Saturday, February 25, 2017

Discovery of cells

The discovery of cells is generally credited to Robert Hooke an English microscopist who at age 27 was awarded the position of curator of the Royal Society of London.

Robert Hooke’s discovery of the cell has allowed biologists to better understand living organism. Hooke’s work and discoveries mark the moment microscopy came of age as a scientific discipline.

In 1664 Hooke turned his microscope onto a thin sheet of dried cork and found it to be composed of a tightly packed pattern of tiny rectangular holes. He saw that the cork resembled the structure of honeycomb consisting of many little compartments. Actually, cork had large open cells. That’s why Hooke was able to see them all. He published his work in a book ‘Micrographia’ in 1665.
Robert Hooke
Hooke called these holes cells (the Latin word for small chambers that stand in a row - as in prison cells). These cells were empty because the cork was dead. Robert Hooke’s discovery was important, because it indicated for the first time that living organism consisted of a number of smaller structures or units.

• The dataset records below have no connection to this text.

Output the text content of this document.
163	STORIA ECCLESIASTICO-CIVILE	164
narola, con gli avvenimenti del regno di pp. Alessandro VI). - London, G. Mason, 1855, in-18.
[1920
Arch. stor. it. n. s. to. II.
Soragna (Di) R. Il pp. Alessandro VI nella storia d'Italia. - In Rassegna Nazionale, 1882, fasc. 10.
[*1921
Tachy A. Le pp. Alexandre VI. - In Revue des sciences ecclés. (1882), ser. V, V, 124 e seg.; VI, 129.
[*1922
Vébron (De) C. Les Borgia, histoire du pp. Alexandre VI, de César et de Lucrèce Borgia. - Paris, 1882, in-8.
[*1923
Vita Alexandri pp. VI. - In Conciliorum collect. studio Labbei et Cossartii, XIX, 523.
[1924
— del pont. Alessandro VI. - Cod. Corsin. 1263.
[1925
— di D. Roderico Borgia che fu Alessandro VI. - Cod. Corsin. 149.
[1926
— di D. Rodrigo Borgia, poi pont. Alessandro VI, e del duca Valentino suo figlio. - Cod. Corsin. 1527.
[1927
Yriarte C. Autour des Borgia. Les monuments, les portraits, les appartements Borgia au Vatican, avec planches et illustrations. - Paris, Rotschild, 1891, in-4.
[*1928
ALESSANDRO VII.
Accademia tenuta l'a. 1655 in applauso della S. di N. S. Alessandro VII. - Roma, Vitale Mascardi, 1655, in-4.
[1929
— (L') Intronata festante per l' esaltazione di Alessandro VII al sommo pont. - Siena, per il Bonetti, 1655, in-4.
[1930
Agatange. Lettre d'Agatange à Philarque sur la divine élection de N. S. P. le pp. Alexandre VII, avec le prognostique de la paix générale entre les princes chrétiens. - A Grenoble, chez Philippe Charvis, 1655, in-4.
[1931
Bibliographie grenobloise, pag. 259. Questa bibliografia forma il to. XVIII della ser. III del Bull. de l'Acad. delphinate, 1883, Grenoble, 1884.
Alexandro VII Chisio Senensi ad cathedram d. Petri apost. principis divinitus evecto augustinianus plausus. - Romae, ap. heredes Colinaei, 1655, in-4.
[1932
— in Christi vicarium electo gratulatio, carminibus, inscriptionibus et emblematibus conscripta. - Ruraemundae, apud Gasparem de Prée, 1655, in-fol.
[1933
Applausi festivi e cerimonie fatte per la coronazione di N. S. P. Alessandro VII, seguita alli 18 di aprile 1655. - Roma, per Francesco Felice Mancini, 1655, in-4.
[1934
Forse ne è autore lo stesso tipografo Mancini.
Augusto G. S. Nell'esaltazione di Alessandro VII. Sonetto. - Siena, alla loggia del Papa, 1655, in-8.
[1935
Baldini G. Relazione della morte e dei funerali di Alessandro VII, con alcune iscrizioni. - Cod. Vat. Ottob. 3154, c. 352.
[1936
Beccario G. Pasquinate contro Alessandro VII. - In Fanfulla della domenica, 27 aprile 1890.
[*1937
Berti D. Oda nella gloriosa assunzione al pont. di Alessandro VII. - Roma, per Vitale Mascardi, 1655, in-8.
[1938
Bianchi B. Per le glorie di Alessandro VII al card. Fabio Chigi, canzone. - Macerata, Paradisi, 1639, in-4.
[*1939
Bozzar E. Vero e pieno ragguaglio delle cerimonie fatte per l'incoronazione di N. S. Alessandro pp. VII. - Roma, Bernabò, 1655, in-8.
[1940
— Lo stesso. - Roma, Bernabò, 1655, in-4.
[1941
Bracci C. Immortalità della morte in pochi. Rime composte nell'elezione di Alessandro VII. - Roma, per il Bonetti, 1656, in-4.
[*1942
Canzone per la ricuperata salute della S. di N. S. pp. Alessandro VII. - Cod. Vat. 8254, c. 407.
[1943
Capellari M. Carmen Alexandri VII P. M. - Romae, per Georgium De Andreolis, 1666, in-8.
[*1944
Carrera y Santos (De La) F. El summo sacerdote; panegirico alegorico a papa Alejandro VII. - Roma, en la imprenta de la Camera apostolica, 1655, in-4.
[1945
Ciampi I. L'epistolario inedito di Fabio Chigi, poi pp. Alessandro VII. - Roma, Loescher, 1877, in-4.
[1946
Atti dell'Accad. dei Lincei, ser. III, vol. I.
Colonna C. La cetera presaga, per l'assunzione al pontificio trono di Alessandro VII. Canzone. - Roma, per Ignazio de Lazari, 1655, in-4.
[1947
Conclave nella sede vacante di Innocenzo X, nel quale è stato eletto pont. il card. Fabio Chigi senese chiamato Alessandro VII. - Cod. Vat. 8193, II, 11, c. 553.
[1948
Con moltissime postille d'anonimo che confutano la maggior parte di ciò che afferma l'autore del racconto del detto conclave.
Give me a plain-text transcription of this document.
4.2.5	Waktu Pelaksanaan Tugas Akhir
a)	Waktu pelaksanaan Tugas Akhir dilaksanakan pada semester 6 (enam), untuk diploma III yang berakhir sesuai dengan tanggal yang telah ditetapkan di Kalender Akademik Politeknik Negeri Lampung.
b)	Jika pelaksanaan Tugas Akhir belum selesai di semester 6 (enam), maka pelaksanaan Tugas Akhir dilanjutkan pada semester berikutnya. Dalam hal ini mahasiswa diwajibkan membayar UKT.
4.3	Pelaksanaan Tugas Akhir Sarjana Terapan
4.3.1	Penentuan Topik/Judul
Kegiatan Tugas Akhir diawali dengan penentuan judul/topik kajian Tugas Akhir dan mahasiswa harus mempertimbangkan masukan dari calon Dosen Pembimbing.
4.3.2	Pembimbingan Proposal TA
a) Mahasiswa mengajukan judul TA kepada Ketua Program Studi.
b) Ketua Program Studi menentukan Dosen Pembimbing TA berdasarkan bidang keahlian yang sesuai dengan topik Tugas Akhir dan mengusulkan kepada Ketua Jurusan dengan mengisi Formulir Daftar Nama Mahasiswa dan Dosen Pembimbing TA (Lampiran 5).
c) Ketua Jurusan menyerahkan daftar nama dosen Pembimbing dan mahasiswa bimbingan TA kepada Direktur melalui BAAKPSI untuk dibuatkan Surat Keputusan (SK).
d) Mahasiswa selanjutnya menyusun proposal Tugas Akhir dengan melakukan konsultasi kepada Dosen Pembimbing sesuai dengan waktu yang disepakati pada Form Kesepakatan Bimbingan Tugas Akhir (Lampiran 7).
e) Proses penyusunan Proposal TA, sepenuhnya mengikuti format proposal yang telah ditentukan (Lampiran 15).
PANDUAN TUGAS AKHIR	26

In 1674, Anton von Leeuwenhoek, A Dutch microscopist, made an improvement microscope and using this microscope he discovered the free living cells in pond water for the first time. He used a simple microscope that he had made, using a tiny glass bead for a lens.

It wasn’t until the 1830 that the widespread importance of cells was realized. In 1838, Matthias Schleiden, a German lawyer turned botanist, concluded that despite differences in the structure of various tissue plant were made of cells and that the plant embryo arose from a single cell.